Sunday, February 12, 2012

Nation & World

All in the Family

Connecting the dots between an Alaska senator, his kin, and some fat U.S. contracts

By Kit R. Roane
Posted 11/28/04
Page 2 of 2

TSA officials declined to provide details of the meeting in Murkowski's office. Amy von Walter, a TSA spokeswoman, said: "The senators wanted to ensure Chenega's proposal would be evaluated during the procurement process. We advised that we will follow applicable procurement procedures." She then referred all other questions to Stevens's office, which she said made the original request for TSA contracting and legislative affairs officials to attend the meeting.

$15,000 an acre.
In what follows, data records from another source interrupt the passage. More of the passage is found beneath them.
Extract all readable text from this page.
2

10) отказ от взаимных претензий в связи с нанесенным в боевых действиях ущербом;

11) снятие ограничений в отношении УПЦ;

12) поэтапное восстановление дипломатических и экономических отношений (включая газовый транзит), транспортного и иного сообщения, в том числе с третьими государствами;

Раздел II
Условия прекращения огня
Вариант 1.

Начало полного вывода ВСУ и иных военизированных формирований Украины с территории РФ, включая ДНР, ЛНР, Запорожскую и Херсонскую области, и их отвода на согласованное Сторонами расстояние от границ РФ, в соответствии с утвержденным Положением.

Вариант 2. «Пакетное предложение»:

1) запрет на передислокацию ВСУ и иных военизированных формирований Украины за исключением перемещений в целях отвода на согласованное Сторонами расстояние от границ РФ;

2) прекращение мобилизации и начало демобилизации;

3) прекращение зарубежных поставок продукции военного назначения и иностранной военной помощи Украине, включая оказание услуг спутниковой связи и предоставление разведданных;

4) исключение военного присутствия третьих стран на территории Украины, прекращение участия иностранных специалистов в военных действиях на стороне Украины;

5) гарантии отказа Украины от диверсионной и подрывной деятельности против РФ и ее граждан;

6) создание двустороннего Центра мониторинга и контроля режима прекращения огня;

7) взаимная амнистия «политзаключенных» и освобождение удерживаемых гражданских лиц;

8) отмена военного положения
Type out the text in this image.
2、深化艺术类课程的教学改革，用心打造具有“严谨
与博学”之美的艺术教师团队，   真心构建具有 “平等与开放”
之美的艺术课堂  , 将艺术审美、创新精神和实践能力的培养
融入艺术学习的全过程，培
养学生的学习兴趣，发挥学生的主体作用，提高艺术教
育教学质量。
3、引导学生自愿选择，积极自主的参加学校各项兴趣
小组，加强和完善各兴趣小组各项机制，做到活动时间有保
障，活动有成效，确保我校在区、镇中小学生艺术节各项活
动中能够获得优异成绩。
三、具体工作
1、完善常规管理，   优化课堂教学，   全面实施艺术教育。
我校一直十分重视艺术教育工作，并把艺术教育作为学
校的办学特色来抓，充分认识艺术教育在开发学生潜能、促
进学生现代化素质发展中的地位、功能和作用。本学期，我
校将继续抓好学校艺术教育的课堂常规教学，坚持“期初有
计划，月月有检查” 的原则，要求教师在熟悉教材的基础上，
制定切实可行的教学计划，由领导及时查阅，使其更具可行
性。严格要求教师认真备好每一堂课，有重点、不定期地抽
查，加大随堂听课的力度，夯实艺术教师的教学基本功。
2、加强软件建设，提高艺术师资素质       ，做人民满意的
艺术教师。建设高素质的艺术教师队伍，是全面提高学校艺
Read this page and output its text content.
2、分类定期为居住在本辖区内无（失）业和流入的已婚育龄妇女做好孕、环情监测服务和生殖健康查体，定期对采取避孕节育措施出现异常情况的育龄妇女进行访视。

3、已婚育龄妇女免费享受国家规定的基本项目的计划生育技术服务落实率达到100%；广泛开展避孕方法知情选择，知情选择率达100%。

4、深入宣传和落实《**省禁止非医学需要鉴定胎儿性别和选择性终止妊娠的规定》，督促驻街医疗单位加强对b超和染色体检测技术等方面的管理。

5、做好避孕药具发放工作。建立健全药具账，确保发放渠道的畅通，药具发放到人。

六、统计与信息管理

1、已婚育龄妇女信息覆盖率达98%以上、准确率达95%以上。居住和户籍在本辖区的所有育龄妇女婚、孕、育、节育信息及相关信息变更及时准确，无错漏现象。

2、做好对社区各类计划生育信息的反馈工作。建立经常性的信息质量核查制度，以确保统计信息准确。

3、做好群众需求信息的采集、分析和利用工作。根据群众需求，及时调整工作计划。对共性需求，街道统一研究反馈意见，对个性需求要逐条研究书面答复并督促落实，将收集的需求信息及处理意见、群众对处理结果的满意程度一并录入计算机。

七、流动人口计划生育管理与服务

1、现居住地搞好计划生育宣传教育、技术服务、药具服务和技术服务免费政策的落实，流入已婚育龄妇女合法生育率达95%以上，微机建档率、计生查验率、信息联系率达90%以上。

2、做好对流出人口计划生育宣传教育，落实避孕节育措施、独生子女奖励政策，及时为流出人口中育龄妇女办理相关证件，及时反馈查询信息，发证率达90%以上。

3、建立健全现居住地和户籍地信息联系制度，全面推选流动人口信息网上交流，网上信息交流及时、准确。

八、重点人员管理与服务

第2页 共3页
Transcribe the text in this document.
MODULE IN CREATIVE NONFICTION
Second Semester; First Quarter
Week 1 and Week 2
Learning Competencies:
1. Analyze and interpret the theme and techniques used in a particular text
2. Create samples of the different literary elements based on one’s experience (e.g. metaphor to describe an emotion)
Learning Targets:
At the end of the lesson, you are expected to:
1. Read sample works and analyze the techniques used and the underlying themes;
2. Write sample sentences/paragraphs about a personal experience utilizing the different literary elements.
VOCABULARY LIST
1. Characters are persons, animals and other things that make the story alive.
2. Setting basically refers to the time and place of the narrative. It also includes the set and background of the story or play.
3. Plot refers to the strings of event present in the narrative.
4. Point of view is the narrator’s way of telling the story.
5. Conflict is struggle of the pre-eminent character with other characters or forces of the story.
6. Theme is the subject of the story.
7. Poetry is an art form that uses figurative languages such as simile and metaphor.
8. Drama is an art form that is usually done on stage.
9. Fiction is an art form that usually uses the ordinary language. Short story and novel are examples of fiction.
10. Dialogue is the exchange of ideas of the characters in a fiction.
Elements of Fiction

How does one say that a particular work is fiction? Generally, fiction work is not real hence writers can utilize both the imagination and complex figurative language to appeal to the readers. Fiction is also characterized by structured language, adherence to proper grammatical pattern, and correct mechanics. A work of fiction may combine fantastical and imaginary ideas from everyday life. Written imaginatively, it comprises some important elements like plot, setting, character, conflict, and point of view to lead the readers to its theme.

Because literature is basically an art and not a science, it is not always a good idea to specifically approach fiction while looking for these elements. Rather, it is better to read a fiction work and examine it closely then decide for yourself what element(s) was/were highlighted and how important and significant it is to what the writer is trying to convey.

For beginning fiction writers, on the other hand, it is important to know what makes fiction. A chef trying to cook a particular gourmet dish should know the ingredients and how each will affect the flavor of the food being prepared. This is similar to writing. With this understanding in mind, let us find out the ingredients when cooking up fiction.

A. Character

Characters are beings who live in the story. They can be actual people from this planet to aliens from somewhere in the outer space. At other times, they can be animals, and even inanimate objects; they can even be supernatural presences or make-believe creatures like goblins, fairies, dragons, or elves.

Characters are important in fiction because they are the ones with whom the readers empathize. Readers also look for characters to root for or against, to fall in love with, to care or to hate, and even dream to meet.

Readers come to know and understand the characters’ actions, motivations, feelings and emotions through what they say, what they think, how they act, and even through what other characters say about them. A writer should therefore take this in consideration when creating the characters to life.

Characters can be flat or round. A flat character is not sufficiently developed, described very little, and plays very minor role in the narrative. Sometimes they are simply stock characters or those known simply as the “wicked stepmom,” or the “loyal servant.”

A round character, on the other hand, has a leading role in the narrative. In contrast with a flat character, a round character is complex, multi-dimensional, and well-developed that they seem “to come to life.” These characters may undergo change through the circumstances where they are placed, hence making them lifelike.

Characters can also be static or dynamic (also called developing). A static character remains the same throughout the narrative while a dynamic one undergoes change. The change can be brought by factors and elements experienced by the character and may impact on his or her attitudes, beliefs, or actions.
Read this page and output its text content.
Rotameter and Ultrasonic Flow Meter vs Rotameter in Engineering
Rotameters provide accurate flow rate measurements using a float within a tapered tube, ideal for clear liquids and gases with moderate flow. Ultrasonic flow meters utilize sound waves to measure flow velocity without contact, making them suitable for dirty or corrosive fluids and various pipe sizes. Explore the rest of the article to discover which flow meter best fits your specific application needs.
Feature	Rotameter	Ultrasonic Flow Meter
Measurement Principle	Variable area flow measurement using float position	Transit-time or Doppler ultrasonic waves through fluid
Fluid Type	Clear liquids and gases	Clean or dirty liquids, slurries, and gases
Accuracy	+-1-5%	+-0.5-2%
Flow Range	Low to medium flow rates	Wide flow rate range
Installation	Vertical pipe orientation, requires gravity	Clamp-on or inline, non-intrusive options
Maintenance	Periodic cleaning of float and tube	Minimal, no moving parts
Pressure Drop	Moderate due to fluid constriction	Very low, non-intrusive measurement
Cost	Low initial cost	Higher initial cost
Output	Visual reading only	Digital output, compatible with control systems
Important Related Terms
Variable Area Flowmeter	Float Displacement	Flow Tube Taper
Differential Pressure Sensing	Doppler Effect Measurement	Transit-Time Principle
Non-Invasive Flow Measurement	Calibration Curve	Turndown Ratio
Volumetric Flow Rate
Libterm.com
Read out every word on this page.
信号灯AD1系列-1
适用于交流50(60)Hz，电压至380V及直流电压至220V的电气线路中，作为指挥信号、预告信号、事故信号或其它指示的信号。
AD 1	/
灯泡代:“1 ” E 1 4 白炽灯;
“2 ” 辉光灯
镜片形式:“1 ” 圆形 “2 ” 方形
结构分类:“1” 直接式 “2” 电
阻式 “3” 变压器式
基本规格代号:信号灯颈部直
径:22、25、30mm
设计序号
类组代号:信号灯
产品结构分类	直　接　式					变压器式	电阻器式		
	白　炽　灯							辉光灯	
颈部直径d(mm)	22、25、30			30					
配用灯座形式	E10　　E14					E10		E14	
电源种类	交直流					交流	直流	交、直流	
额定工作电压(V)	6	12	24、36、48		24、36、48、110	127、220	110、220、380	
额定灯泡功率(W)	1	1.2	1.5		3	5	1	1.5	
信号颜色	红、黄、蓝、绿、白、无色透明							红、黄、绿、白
The TSA contract sought by Chenega wouldn't be the first awarded to the firm on a sole-source basis by Washington. Hueners estimated that of the 60 or so federal contracts that Chenega is the prime contractor on, only about six have been competitively bid. The Customs and Border Protection contract cited by Hueners is valued at $500 million. Several other firms that had planned to compete were unhappy about the sole-source award to Chenega.

Stevens has been the subject of criticism for his advocacy of these Alaska Native corporations (whose shareholders must be Native Alaskans but whose employees need not be) because he and his family have business relationships with some of them. The Los Angeles Times reported in December that one large Alaska Native corporation, Arctic Slope Regional Corp., pays $6 million a year for a 20-year lease at an office tower in Anchorage that is owned by Stevens and a few other partners. Stevens was also instrumental in Chenega Corp. and Arctic Slope's jointly receiving a $2.2 billion sole-source contract from the National Imagery and Mapping Agency in 2001. The companies used $2 million stuck into the omnibus spending bill to prepare their proposal. According to published reports quoting agency officials, the money had been inserted after agency officials discussed with Stevens their interest in contracting with an Alaska Native firm. More recently, Stevens was criticized for inserting up to $2.5 million into the Defense Department spending bill, with the money earmarked to pay the family of Jacob Adams, the president of Arctic Slope, $15,000 an acre for one 160-acre tract contaminated by the Air Force. Asked by U.S. News of the status of this payment, Stevens's spokeswoman, Courtney Schikora, said that another appraisal had been sought and that the wording of the bill had been changed. Stevens's son, Ben Stevens, is a state senator in Alaska. But he also runs a consulting firm that is employed by Alaska Native firms, such as Cook Inlet Region Inc. That company, which has benefited financially from legislation backed by his father in Washington, paid Ben Stevens $145,854 in 2002, according to financial disclosure filings with the Alaska Public Offices Commission.

Sometimes called "Stevens Act" corporations, the Alaska Native firms, as a result of Stevens-sponsored legislation, have an important edge in winning federal contracts because they do not have to bid on them competitively. Chenega, as a result, is now ranked as one of the fastest-growing government contractors in the United States. Its revenues have increased 10-fold since 2001.

Asked if his relationship to both Alaska Native corporations and to those representing them before the Appropriations Committee might be of concern, Stevens said absolutely not. "There is hardly anyone in Alaska that does not intersect with me," he says, "because I am a senior senator in Alaska. One is my brother-in-law; one is my son. What are they supposed to do, drop anything I have business with? I have talked to people that Bill Bittner has brought to my office on various matters. There is nothing illegal about that."